On 18 November 2025, the Supreme Court of India delivered a significant judgment holding that the earlier ruling in the Vanashakti case, which effectively barred the grant of post-facto environmental clearances (ECs) for projects, is recalled. The court’s decision signals a shift in environmental regulation and impacts how mining and real-estate sectors manage clearances going forward.
Background of Vanashakti Judgment
The original judgment in Vanashakti v. Union of India (delivered 15 May by a bench of Justice Abhay S. Oka and Justice Ujjal Bhuyan) held that the Government must not grant ex-post facto environmental clearances for projects requiring mandatory prior EC, and struck down earlier Office Memoranda and notifications that allowed post-facto clearances for mining sectors.
In recent years, two-judge benches such as in D Swamy vs Karnataka State Pollution Control Board (2017) and Alembic Pharmaceuticals Ltd (2020) touched upon the question of post-facto ECs, albeit with nuanced or conflicting outcomes.
Face Behind This Judgement
The recall was ordered by a bench comprising Chief Justice of India B. R. Gavai, Justice Ujjal Bhuyan and Justice K. Vinod Chandran. The decision was by a 2-1 majority: CJI Gavai and Justice Chandran in favour of recall, and Justice Bhuyan dissenting.
Justice Bhuyan (who had authored the original Vanashakti judgment) dissented strongly, arguing that no case is made out for review or recall, and pointed to precedents such as Common Cause (2018) and Alembic.
Importance of the Vanashakti Judgment Recalling
This development carries major implications:
- It potentially re-opens the possibility for projects to obtain post-facto environmental clearances in India, altering how regulatory compliance is managed.
- For sectors like mining and real estate, the judgment alleviates the strict bar on post-facto ECs, thereby reducing risk of project stoppages, demolitions or large-scale non-compliance penalties.
- From the environmental governance angle, the judgment may affect the balance between development and environmental protection, influencing future regulatory policy and enforcement.
Key Challenges & Implications
Challenges:
- Granting post-facto clearances may dilute deterrence against illegal or non-compliant environmental practices. Justice Bhuyan cautioned that reversing the bar may erode fundamentals of environmental law.
- Ensuring that post-facto ECs (if granted) do not become a loophole for violation of mandatory prior EC requirement remains a key challenge.
- The government and regulators will need to calibrate how and when such clearances are permissible, ensuring transparency, fairness and environmental standards.
Key Implications:
- Projects already operating without valid EC may now have greater hope for regularisation rather than demolition, thereby reducing loss of investment and socio-economic disruption.
- On the flip side, it may trigger public interest litigation or opposition from environmental groups, concerned that weakening the bar undermines environmental protection.
- Regulatory clarity will need to be established: when exactly post-facto EC is acceptable, what conditions apply, and what safeguards ensure environmental integrity.
Way Forward
- Courts and regulators should adopt a standard framework defining “exceptional cases” where post-facto EC may be granted — akin to the approach taken in D Swamy.
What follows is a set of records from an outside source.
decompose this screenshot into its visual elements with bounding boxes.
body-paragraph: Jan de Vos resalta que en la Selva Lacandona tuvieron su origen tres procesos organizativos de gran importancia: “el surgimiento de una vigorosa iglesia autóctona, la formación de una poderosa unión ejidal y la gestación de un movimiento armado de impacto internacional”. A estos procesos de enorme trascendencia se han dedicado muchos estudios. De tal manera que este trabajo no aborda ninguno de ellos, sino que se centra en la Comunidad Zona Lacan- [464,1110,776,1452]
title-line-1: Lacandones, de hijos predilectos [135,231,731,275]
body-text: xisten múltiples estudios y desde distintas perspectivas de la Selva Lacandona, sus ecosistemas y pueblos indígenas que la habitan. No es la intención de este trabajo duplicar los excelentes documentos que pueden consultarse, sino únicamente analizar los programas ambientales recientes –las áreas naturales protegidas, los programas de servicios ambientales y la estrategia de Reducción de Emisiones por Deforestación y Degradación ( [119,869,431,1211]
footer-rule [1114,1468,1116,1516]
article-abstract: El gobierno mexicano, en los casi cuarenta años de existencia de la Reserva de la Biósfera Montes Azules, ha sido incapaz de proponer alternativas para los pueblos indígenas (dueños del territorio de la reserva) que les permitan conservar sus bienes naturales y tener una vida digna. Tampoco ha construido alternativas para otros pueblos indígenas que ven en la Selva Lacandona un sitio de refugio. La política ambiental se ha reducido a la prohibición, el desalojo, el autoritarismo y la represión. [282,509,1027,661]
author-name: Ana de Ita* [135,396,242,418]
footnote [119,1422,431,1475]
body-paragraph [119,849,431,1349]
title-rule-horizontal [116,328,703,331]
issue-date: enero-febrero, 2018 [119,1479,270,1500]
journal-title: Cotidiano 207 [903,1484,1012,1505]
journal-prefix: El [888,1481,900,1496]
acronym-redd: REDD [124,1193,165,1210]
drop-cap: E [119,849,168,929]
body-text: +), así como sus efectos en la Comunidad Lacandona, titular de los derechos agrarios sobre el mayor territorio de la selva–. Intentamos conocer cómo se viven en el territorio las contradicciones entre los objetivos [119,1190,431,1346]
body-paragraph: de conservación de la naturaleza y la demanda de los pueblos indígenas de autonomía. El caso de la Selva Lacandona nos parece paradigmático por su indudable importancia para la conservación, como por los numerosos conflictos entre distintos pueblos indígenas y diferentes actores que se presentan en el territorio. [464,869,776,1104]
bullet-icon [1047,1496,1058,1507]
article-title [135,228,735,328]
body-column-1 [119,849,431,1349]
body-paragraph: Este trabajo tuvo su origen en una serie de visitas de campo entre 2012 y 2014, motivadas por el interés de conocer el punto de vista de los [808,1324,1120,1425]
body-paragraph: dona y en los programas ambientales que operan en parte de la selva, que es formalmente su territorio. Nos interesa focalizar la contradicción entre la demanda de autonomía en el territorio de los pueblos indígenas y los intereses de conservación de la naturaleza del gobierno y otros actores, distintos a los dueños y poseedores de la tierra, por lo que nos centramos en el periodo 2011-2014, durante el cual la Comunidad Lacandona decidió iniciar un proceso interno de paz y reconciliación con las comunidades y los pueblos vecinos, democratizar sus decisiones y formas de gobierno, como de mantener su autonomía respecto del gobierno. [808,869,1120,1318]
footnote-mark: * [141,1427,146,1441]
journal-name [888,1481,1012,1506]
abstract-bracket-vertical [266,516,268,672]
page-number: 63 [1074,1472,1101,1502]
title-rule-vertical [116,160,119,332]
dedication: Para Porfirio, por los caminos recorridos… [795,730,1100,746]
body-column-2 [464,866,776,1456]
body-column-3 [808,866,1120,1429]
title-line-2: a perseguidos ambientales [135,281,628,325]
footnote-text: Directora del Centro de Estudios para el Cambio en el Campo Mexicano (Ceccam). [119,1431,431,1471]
- Monitoring mechanisms must be strengthened; any regularisation via post-facto EC should include robust compliance audits, penalties for misuse, and public transparency.
- Environmental impact assessments should maintain integrity; even if post-facto clearances are allowed, projects must adhere to prior EC norms as far as possible to protect ecosystem, groundwater, forests and public interest.
- Stakeholders such as real-estate developers, mining firms, environmental litigators and local communities must engage in dialogue to ensure balanced development that respects environmental sustainability.